Freistaat Flaschenhals – Beinahe besetztes Gebiet

Wie wir noch erfahren, hat man leider auch anfangs mit Unterstützung deutscher Stellen verschiedentlich versucht, den Flaschenhals dem besetzten Gebiet einzuverleiben. Schon bei den Waffenstillstandsverhandlungen setzten diese Versuche ein. Sobald man im Freistaat Flaschenhalt aber diese Absicht merkte, hat man sich mit aller Entschiedenheit zur Wehr gesetzt. Man hat die deutsche Waffenstillstands-Kommission um Hilfe angerufen, und schon war vom Staatssekretär Erzberger am 8. Januar 1919 ein Telegramm eingelaufen, worin der Befürchtung Ausdruck verliehen wurde, daß die Besetzung bereits vom Feind beschlossene Sache sei. Darauf erfolgte erneuter Protest, und schließlich kam am 10.1.1919 mit Freude begrüßt ein Telegramm des Generals von Winterfeld, des deutschen Delegierten bei der Waffenstillstands-Kommission, in dem er mitteilte, daß deutscherseits die Besetzung des Flaschenhalses abgelehnt sei.
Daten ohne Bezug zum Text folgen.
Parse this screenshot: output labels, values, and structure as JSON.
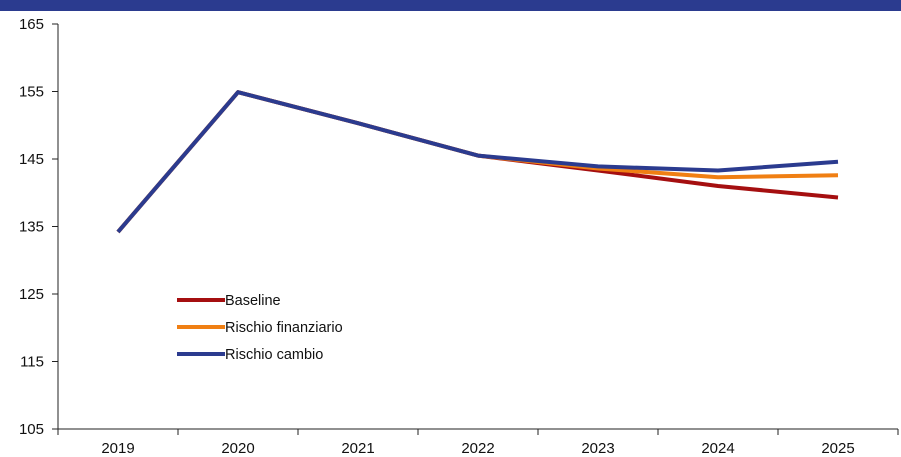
{
  "title": "",
  "chart_data": {
    "type": "line",
    "title": "",
    "xlabel": "",
    "ylabel": "",
    "x": [
      "2019",
      "2020",
      "2021",
      "2022",
      "2023",
      "2024",
      "2025"
    ],
    "ylim": [
      105,
      165
    ],
    "yticks": [
      105,
      115,
      125,
      135,
      145,
      155,
      165
    ],
    "grid": false,
    "legend_position": "lower-left",
    "series": [
      {
        "name": "Baseline",
        "color": "#a50f10",
        "values": [
          134.2,
          154.9,
          150.3,
          145.5,
          143.3,
          141.0,
          139.3
        ]
      },
      {
        "name": "Rischio finanziario",
        "color": "#f07f13",
        "values": [
          134.2,
          154.9,
          150.3,
          145.5,
          143.6,
          142.3,
          142.6
        ]
      },
      {
        "name": "Rischio cambio",
        "color": "#2b3b8f",
        "values": [
          134.2,
          154.9,
          150.3,
          145.5,
          143.9,
          143.3,
          144.6
        ]
      }
    ]
  }
}
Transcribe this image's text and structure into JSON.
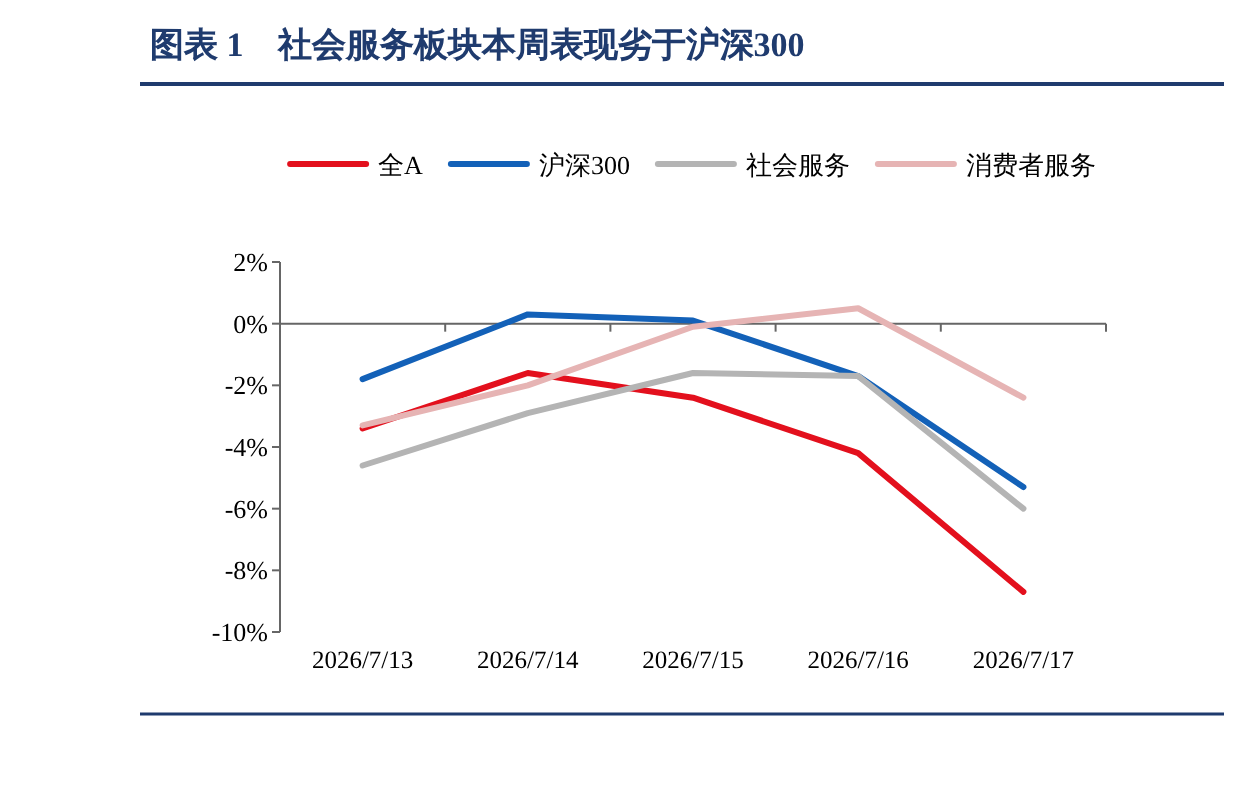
{
  "chart_data": {
    "type": "line",
    "title": "图表 1　社会服务板块本周表现劣于沪深300",
    "categories": [
      "2026/7/13",
      "2026/7/14",
      "2026/7/15",
      "2026/7/16",
      "2026/7/17"
    ],
    "series": [
      {
        "name": "全A",
        "color": "#e3101d",
        "values": [
          -3.4,
          -1.6,
          -2.4,
          -4.2,
          -8.7
        ]
      },
      {
        "name": "沪深300",
        "color": "#1361b8",
        "values": [
          -1.8,
          0.3,
          0.1,
          -1.7,
          -5.3
        ]
      },
      {
        "name": "社会服务",
        "color": "#b4b4b4",
        "values": [
          -4.6,
          -2.9,
          -1.6,
          -1.7,
          -6.0
        ]
      },
      {
        "name": "消费者服务",
        "color": "#e6b4b4",
        "values": [
          -3.3,
          -2.0,
          -0.1,
          0.5,
          -2.4
        ]
      }
    ],
    "ylim": [
      -10,
      2
    ],
    "yticks": [
      {
        "value": -10,
        "label": "-10%"
      },
      {
        "value": -8,
        "label": "-8%"
      },
      {
        "value": -6,
        "label": "-6%"
      },
      {
        "value": -4,
        "label": "-4%"
      },
      {
        "value": -2,
        "label": "-2%"
      },
      {
        "value": 0,
        "label": "0%"
      },
      {
        "value": 2,
        "label": "2%"
      }
    ],
    "legend": "top"
  }
}
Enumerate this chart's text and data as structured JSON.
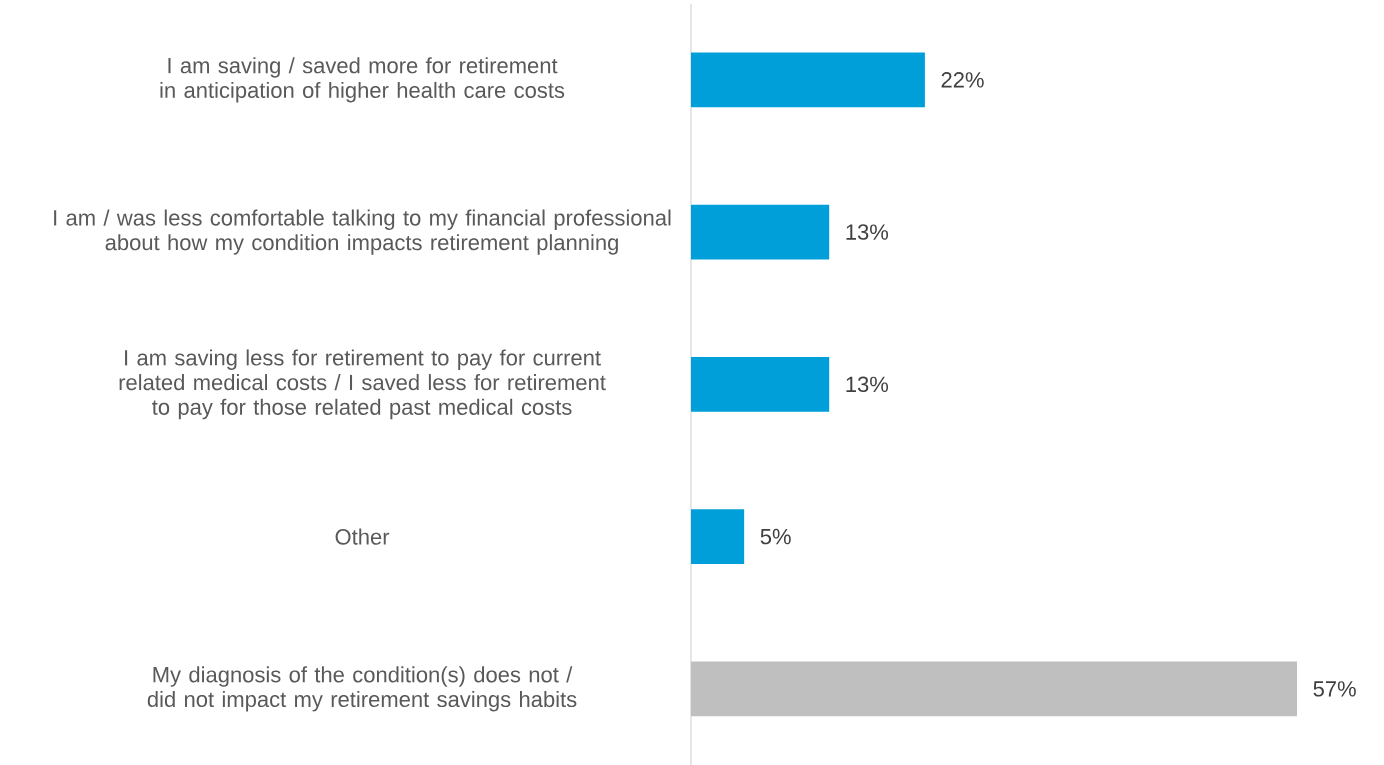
{
  "chart_data": {
    "type": "bar",
    "orientation": "horizontal",
    "categories": [
      "I am saving / saved more for retirement in anticipation of higher health care costs",
      "I am / was less comfortable talking to my financial professional about how my condition impacts retirement planning",
      "I am saving less for retirement to pay for current related medical costs / I saved less for retirement to pay for those related past medical costs",
      "Other",
      "My diagnosis of the condition(s) does not / did not impact my retirement savings habits"
    ],
    "values": [
      22,
      13,
      13,
      5,
      57
    ],
    "colors": [
      "#009fda",
      "#009fda",
      "#009fda",
      "#009fda",
      "#bfbfbf"
    ],
    "value_labels": [
      "22%",
      "13%",
      "13%",
      "5%",
      "57%"
    ]
  }
}
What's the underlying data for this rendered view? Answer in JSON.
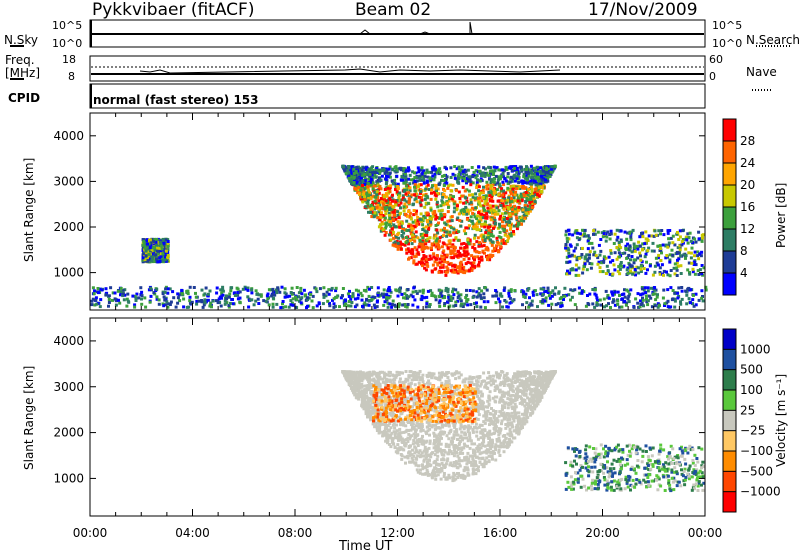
{
  "header": {
    "station": "Pykkvibaer (fitACF)",
    "beam": "Beam 02",
    "date": "17/Nov/2009"
  },
  "param_panels": {
    "nsky": {
      "left_label": "N.Sky",
      "right_label": "N.Search",
      "left_ticks": [
        "10^5",
        "10^0"
      ],
      "right_ticks": [
        "10^5",
        "10^0"
      ]
    },
    "freq": {
      "left_label_top": "Freq.",
      "left_label_bottom": "[MHz]",
      "left_ticks": [
        "18",
        "8"
      ],
      "right_ticks": [
        "60",
        "0"
      ],
      "right_label": "Nave"
    },
    "cpid": {
      "label": "CPID",
      "mode_text": "normal (fast stereo) 153"
    }
  },
  "colors": {
    "power_scale": [
      "#0000ff",
      "#1e3c96",
      "#2d7d64",
      "#3ca03c",
      "#c8c800",
      "#ffa500",
      "#ff6400",
      "#ff0000"
    ],
    "velocity_scale": [
      "#0000c8",
      "#1e50a0",
      "#2d7d4b",
      "#5ac83c",
      "#c8c8be",
      "#ffc864",
      "#ff8c00",
      "#ff4600",
      "#ff0000"
    ]
  },
  "chart_data": [
    {
      "type": "heatmap",
      "title": "",
      "xlabel": "",
      "ylabel": "Slant Range [km]",
      "x_range_hours": [
        0,
        24
      ],
      "ylim": [
        180,
        4500
      ],
      "y_ticks": [
        1000,
        2000,
        3000,
        4000
      ],
      "colorbar": {
        "label": "Power [dB]",
        "ticks": [
          "28",
          "24",
          "20",
          "16",
          "12",
          "8",
          "4"
        ]
      },
      "echo_regions": [
        {
          "name": "arc_main",
          "t": [
            9.8,
            18.1
          ],
          "range_km": [
            900,
            3300
          ],
          "level": "high"
        },
        {
          "name": "early_patch",
          "t": [
            2.0,
            3.0
          ],
          "range_km": [
            1200,
            1700
          ],
          "level": "medium"
        },
        {
          "name": "ground_band",
          "t": [
            0,
            24
          ],
          "range_km": [
            200,
            650
          ],
          "level": "low"
        },
        {
          "name": "evening_tail",
          "t": [
            18.5,
            23.9
          ],
          "range_km": [
            900,
            1900
          ],
          "level": "low"
        }
      ]
    },
    {
      "type": "heatmap",
      "title": "",
      "xlabel": "Time UT",
      "ylabel": "Slant Range [km]",
      "x_range_hours": [
        0,
        24
      ],
      "x_ticks": [
        "00:00",
        "04:00",
        "08:00",
        "12:00",
        "16:00",
        "20:00",
        "00:00"
      ],
      "ylim": [
        180,
        4500
      ],
      "y_ticks": [
        1000,
        2000,
        3000,
        4000
      ],
      "colorbar": {
        "label": "Velocity [m s⁻¹]",
        "ticks": [
          "1000",
          "500",
          "100",
          "25",
          "−25",
          "−100",
          "−500",
          "−1000"
        ]
      },
      "echo_regions": [
        {
          "name": "arc_main",
          "t": [
            9.8,
            18.1
          ],
          "range_km": [
            900,
            3300
          ],
          "velocity": "near zero / ground scatter"
        },
        {
          "name": "arc_upper_flow",
          "t": [
            11.0,
            15.0
          ],
          "range_km": [
            2200,
            3000
          ],
          "velocity": "-100 to -500"
        },
        {
          "name": "evening_tail",
          "t": [
            18.5,
            23.9
          ],
          "range_km": [
            700,
            1700
          ],
          "velocity": "100 to 500"
        }
      ]
    }
  ]
}
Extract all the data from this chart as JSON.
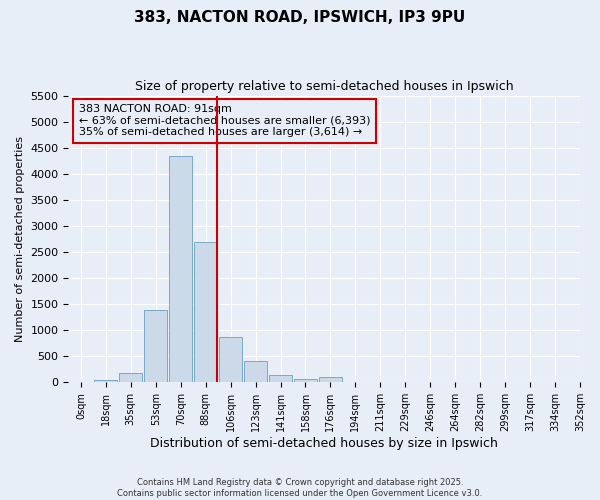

Nachdem also bei der Waffenstillstands-Kommission nichts zu erreichen war, übten die Besatzungsmächte auf die amtlichen Stellen des besetzten Gebietes einen so starken Druck aus, daß diese unsere Besetzung forderten; denn das geschah in bester Absicht, man glaubte nicht, daß der Flaschenhals stark genug sei, all die Widerwärtigkeiten der wirtschaftlichen, politischen und seelischen Abgeschlossenheit zu ertragen.

Sofort setzte wieder der energische Widerstand des Flaschenhalses ein – und auch diese Gefahr war gebannt.